A snippet is the classic search result displayed, consisting of a link, title and description and increasingly also with a thumbnail, i.e. a small preview image.
Google is now enriching the SERPs with other types of results from other databases in addition to the ads. This comprehensive mix of results is called Universal Search. This includes in particular
- Images as an image snippet directly in the SERPs and in the dedicated images tab
- Videos as video snippets directly integrated in the SERPs and in their own video tab
- Local search hits directly integrated in the SERPs and in your own Maps tab
- Featured snippets, in which Google often gives a direct answer to the search query (e.g. weather, currency converter etc. or an excerpt from Wikipedia on a question) ... and in this context, AI snippets will soon provide the answers without users even being given the opportunity to click through to the website. BING is already leading the way with the integration of ChatGPT.
- Headlines for current news and events in the SERPs and in your own news tab
- News products
- Jobs
Featured snippets in particular lead to zero-click searches that do not bring any traffic to your website. They are therefore annoying for website operators, especially when Google takes the answer from your own website and presents it directly to the searcher.
Here is an example of a search for "weather today":
Wetter.com did not put up with this and, as was announced on September 14, 2023, sued Google. The subsidiary of ProSiebenSat.1 Media, Wetter.com, has already confirmed the lawsuit via a spokesperson for the parent company. Wetter.com refers to this as a "particularly serious form of abuse of a dominant market position by Google as a gatekeeper".
For us small marketing managers who can't or don't want to sue Google right away, it only helps to keep an eye on the rankings in Google Search Console or a professional SEO tool and to regularly track visitor numbers via Google Analytics.
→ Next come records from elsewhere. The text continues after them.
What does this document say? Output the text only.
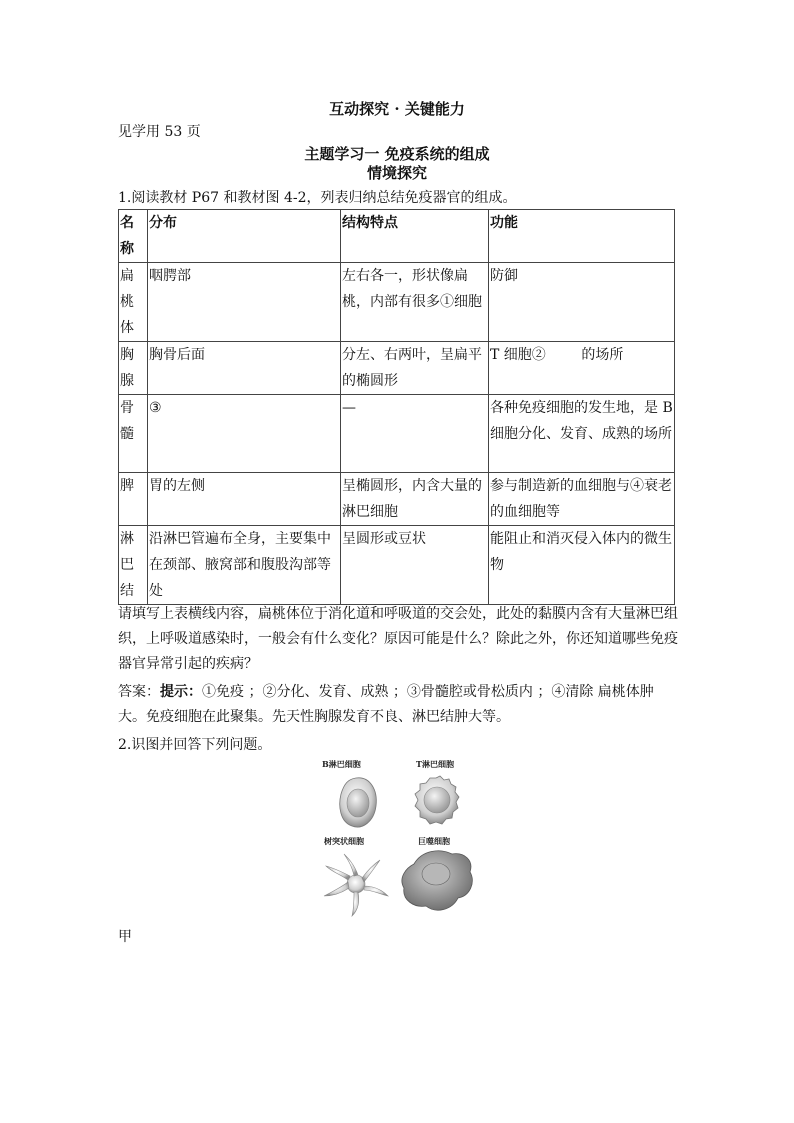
互动探究 · 关键能力
见学用 53 页
主题学习一 免疫系统的组成
情境探究
1.阅读教材 P67 和教材图 4-2，列表归纳总结免疫器官的组成。
名称	分布	结构特点	功能
扁桃体	咽腭部	左右各一，形状像扁桃，内部有很多①细胞	防御
胸腺	胸骨后面	分左、右两叶，呈扁平的椭圆形	T 细胞②        的场所
骨髓	③	—	各种免疫细胞的发生地，是 B 细胞分化、发育、成熟的场所
脾	胃的左侧	呈椭圆形，内含大量的淋巴细胞	参与制造新的血细胞与④衰老的血细胞等
淋巴结	沿淋巴管遍布全身，主要集中在颈部、腋窝部和腹股沟部等处	呈圆形或豆状	能阻止和消灭侵入体内的微生物
请填写上表横线内容，扁桃体位于消化道和呼吸道的交会处，此处的黏膜内含有大量淋巴组织，上呼吸道感染时，一般会有什么变化？原因可能是什么？除此之外，你还知道哪些免疫器官异常引起的疾病？
答案：提示：①免疫 ；②分化、发育、成熟 ；③骨髓腔或骨松质内 ；④清除 扁桃体肿大。免疫细胞在此聚集。先天性胸腺发育不良、淋巴结肿大等。
2.识图并回答下列问题。
B淋巴细胞	T淋巴细胞
树突状细胞	巨噬细胞
甲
The textual design of the snippet can also be formulated in such a way that users still click on the associated link because they want to find out more.
All other Universal Search result types - such as jobs or products - offer opportunities to generate more visibility, although these have their own ranking factors and therefore require other optimizations.
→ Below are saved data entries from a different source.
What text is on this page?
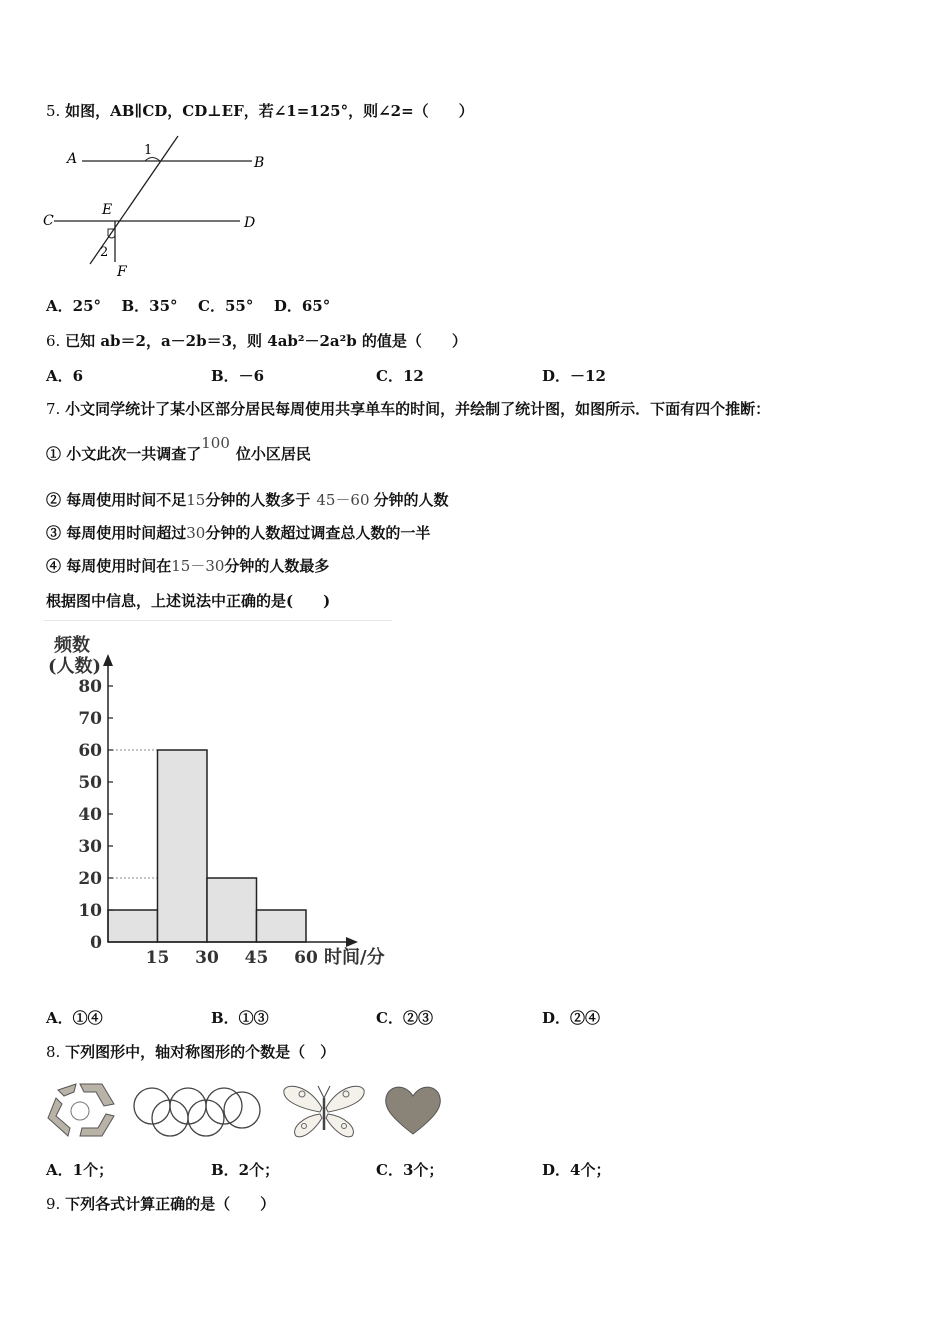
5. 如图，AB∥CD，CD⊥EF，若∠1=125°，则∠2=（　　）
A	B
C	D
E
F
1
2
A．25° B．35° C．55° D．65°
6. 已知 ab＝2，a－2b＝3，则 4ab²－2a²b 的值是（　　）
A．6	B．－6	C．12	D．－12
7. 小文同学统计了某小区部分居民每周使用共享单车的时间，并绘制了统计图，如图所示．下面有四个推断：
① 小文此次一共调查了100位小区居民
② 每周使用时间不足15分钟的人数多于 45－60 分钟的人数
③ 每周使用时间超过30分钟的人数超过调查总人数的一半
④ 每周使用时间在15－30分钟的人数最多
根据图中信息，上述说法中正确的是(　　)
频数
(人数)
时间/分
0
10
20
30
40
50
60
70
80
15 30 45 60
A．①④	B．①③	C．②③	D．②④
8. 下列图形中，轴对称图形的个数是（　）
A．1个；	B．2个；	C．3个；	D．4个；
9. 下列各式计算正确的是（　　）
It helps to work with structured data to identify the type of content accordingly so that Google has an easy time displaying it in Universal Search (rather your content than that of the competition).
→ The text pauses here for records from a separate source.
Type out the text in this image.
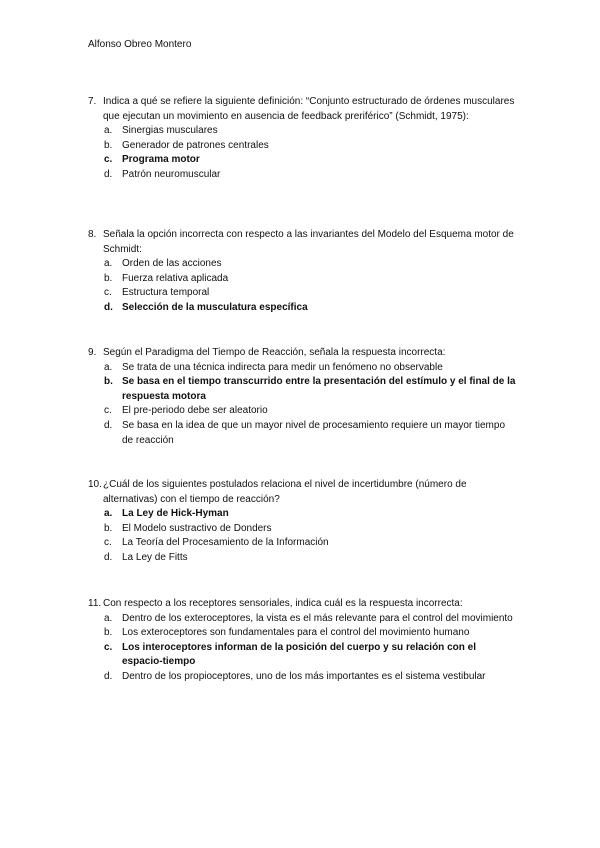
Alfonso Obreo Montero
7. Indica a qué se refiere la siguiente definición: “Conjunto estructurado de órdenes musculares que ejecutan un movimiento en ausencia de feedback preriférico” (Schmidt, 1975):
a. Sinergias musculares
b. Generador de patrones centrales
c. Programa motor
d. Patrón neuromuscular
8. Señala la opción incorrecta con respecto a las invariantes del Modelo del Esquema motor de Schmidt:
a. Orden de las acciones
b. Fuerza relativa aplicada
c.	Estructura temporal
d. Selección de la musculatura específica
9. Según el Paradigma del Tiempo de Reacción, señala la respuesta incorrecta:
a. Se trata de una técnica indirecta para medir un fenómeno no observable
b. Se basa en el tiempo transcurrido entre la presentación del estímulo y el final de la respuesta motora
c.	El pre-periodo debe ser aleatorio
d. Se basa en la idea de que un mayor nivel de procesamiento requiere un mayor tiempo de reacción
10. ¿Cuál de los siguientes postulados relaciona el nivel de incertidumbre (número de alternativas) con el tiempo de reacción?
a. La Ley de Hick-Hyman
b. El Modelo sustractivo de Donders
c.	La Teoría del Procesamiento de la Información
d. La Ley de Fitts
11. Con respecto a los receptores sensoriales, indica cuál es la respuesta incorrecta:
a. Dentro de los exteroceptores, la vista es el más relevante para el control del movimiento
b. Los exteroceptores son fundamentales para el control del movimiento humano
c. Los interoceptores informan de la posición del cuerpo y su relación con el espacio-tiempo
d. Dentro de los propioceptores, uno de los más importantes es el sistema vestibular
Here you can find basic information from Google about structured data. The complete reference of structured data can be found on schema.org.
An example of how powerful this technique is: When entering the keywords "Pflegekraft Rostock", the MeckCura nursing service appears in Google's jobs widget ahead of its competitors and the major job portals.
We are particularly pleased about this because MeckCura is a client of our agency and we expanded the job advertisements with structured data a year ago.
The corresponding job advertisement was published here at the time: Careers at MeckCura.
Google even has its own landing page to support companies with job advertisements:
https://jobs.google.com/about/intl/de_ALL/
And here is the help for the structured data:
https://developers.google.com/suche/docs/appearance/structured-data/job-posting?hl=de
It is important to know that the SERPs are constantly changing - depending on how Google classifies and assigns relevance. The layout itself also changes and Google experiments with different result types.